4. Who do you wish were still with us to provide pointed commentary on what we are collectively experiencing and why?
It’s more personal but I wish my father was around to help put this era in context. I inherited my interests in art and politics from him and it would have been great to hear his long view on what we’re experiencing. I’ve been around a while and I see so many of the traumas we’re collectively experiencing as having roots in the strong wrong turn we made as a society in the Reagan era and I would have loved to hear his even deeper perspective starting from the 50s and 60s. But I’m also relieved he didn’t have to experience the past four years, I don’t know how or if he could have tolerated how far things went astray.

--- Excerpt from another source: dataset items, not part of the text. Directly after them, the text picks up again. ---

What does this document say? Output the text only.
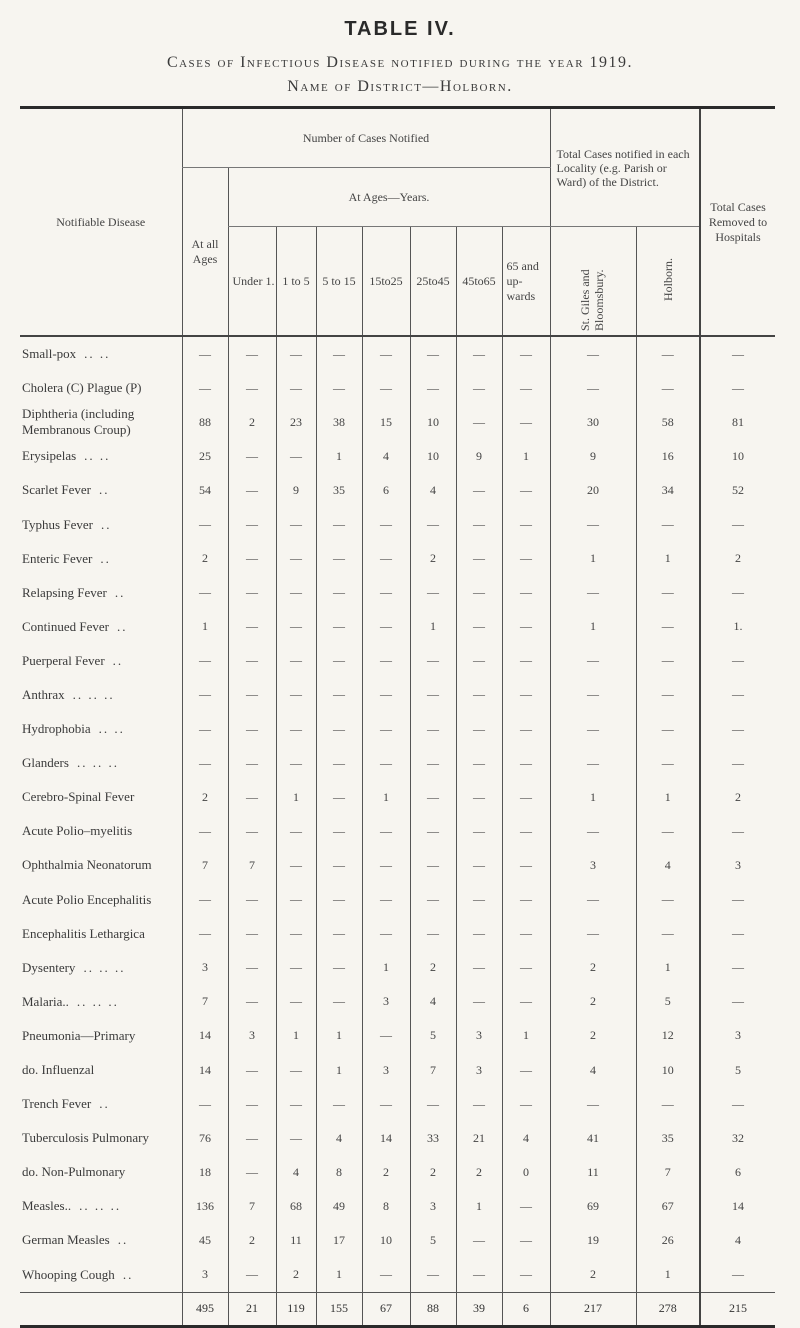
TABLE IV.
Cases of Infectious Disease notified during the year 1919.
Name of District—Holborn.

Notifiable Disease	Number of Cases Notified								Total Cases notified in each Locality (e.g. Parish or Ward) of the District.		Total Cases Removed to Hospitals
	At all Ages	At Ages—Years.									
		Under 1.	1 to 5	5 to 15	15to25	25to45	45to65	65 and up-wards	St. Giles and Bloomsbury.	Holborn.	

Small-pox .. ..	—	—	—	—	—	—	—	—	—	—	—
Cholera (C) Plague (P)	—	—	—	—	—	—	—	—	—	—	—
Diphtheria (including Membranous Croup)	88	2	23	38	15	10	—	—	30	58	81
Erysipelas .. ..	25	—	—	1	4	10	9	1	9	16	10
Scarlet Fever ..	54	—	9	35	6	4	—	—	20	34	52
Typhus Fever ..	—	—	—	—	—	—	—	—	—	—	—
Enteric Fever ..	2	—	—	—	—	2	—	—	1	1	2
Relapsing Fever ..	—	—	—	—	—	—	—	—	—	—	—
Continued Fever ..	1	—	—	—	—	1	—	—	1	—	1.
Puerperal Fever ..	—	—	—	—	—	—	—	—	—	—	—
Anthrax .. .. ..	—	—	—	—	—	—	—	—	—	—	—
Hydrophobia .. ..	—	—	—	—	—	—	—	—	—	—	—
Glanders .. .. ..	—	—	—	—	—	—	—	—	—	—	—
Cerebro-Spinal Fever	2	—	1	—	1	—	—	—	1	1	2
Acute Polio–myelitis	—	—	—	—	—	—	—	—	—	—	—
Ophthalmia Neonatorum	7	7	—	—	—	—	—	—	3	4	3
Acute Polio Encephalitis	—	—	—	—	—	—	—	—	—	—	—
Encephalitis Lethargica	—	—	—	—	—	—	—	—	—	—	—
Dysentery .. .. ..	3	—	—	—	1	2	—	—	2	1	—
Malaria.. .. .. ..	7	—	—	—	3	4	—	—	2	5	—
Pneumonia—Primary	14	3	1	1	—	5	3	1	2	12	3
do. Influenzal	14	—	—	1	3	7	3	—	4	10	5
Trench Fever ..	—	—	—	—	—	—	—	—	—	—	—
Tuberculosis Pulmonary	76	—	—	4	14	33	21	4	41	35	32
do. Non-Pulmonary	18	—	4	8	2	2	2	0	11	7	6
Measles.. .. .. ..	136	7	68	49	8	3	1	—	69	67	14
German Measles ..	45	2	11	17	10	5	—	—	19	26	4
Whooping Cough ..	3	—	2	1	—	—	—	—	2	1	—
	495	21	119	155	67	88	39	6	217	278	215
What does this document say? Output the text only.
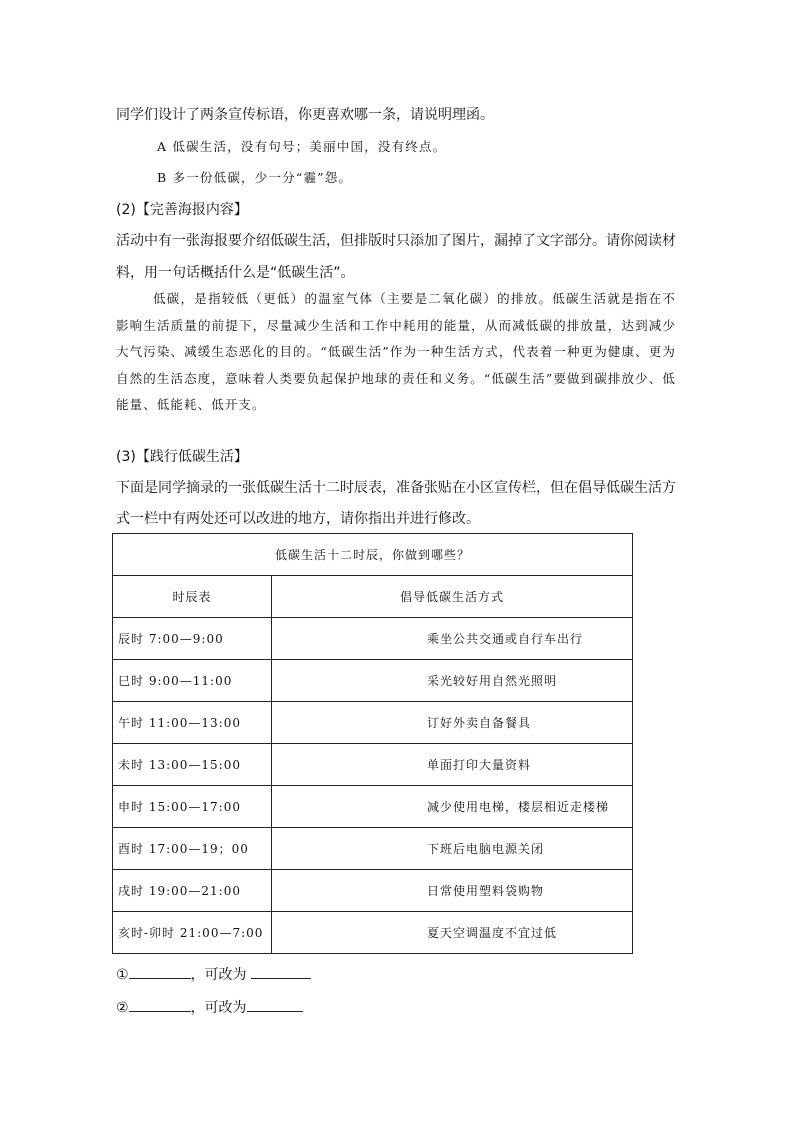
同学们设计了两条宣传标语，你更喜欢哪一条，请说明理函。
A 低碳生活，没有句号；美丽中国，没有终点。
B 多一份低碳，少一分“霾”怨。
(2)【完善海报内容】
活动中有一张海报要介绍低碳生活，但排版时只添加了图片，漏掉了文字部分。请你阅读材
料，用一句话概括什么是“低碳生活”。
低碳，是指较低（更低）的温室气体（主要是二氧化碳）的排放。低碳生活就是指在不影响生活质量的前提下，尽量减少生活和工作中耗用的能量，从而减低碳的排放量，达到减少大气污染、减缓生态恶化的目的。“低碳生活”作为一种生活方式，代表着一种更为健康、更为自然的生活态度，意味着人类要负起保护地球的责任和义务。“低碳生活”要做到碳排放少、低能量、低能耗、低开支。
(3)【践行低碳生活】
下面是同学摘录的一张低碳生活十二时辰表，准备张贴在小区宣传栏，但在倡导低碳生活方
式一栏中有两处还可以改进的地方，请你指出并进行修改。
低碳生活十二时辰，你做到哪些？	
时辰表	倡导低碳生活方式
辰时 7:00—9:00	乘坐公共交通或自行车出行
巳时 9:00—11:00	采光较好用自然光照明
午时 11:00—13:00	订好外卖自备餐具
未时 13:00—15:00	单面打印大量资料
申时 15:00—17:00	减少使用电梯，楼层相近走楼梯
酉时 17:00—19；00	下班后电脑电源关闭
戌时 19:00—21:00	日常使用塑料袋购物
亥时-卯时 21:00—7:00	夏天空调温度不宜过低
①	，可改为
②	，可改为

5. What artists, performers, writers, have you come across recently that have created poignant work about where we are at right now?
It’s odd, I’ve found myself looking backward during this time, not really looking for contemporary reflections on where we are, maybe it’s because I’m not venturing out into the world. I recently rewatched Jim Jarmusch’s early films and they felt connected to now– groups of two or three people living in their own little worlds. I’ve been revisiting Sol Lewitt lately. His wall drawings and certificates seem to relate to NFTs and all the questions they bring up about ownership in the digital age. I guess as I get older I’m looking for echoes rather than seeking the new.
6. What are you looking forward to?
I’m looking forward to going to small clubs packed with a lot of people and going to museums packed with too many people and being in a classroom again. I was taking all of those things for granted before this all hit and I realize now that even though I love having time to myself for work, I also need the outside world to balance me out.
Rick Valentin is an Associate Professor of Creative Technologies in the School of Music at Illinois State University. He teaches courses in web design and development, web-based video, electronic music, and online cultures and environments. Rick has been a professional musician for over 30 years, having released 15 albums of original music with the bands Poster Children, Thoughts Detecting Machines and Salaryman and has performed extensively throughout the United States and Europe. Technology has always played an essential role in his creative output, including pioneering work in enhanced CD design, web presence and podcasting (Radio Zero). He holds a Bachelor of Science in Computer Science from the University of Illinois at Urbana-Champaign and a Master of Fine Arts in New Media from UIUC.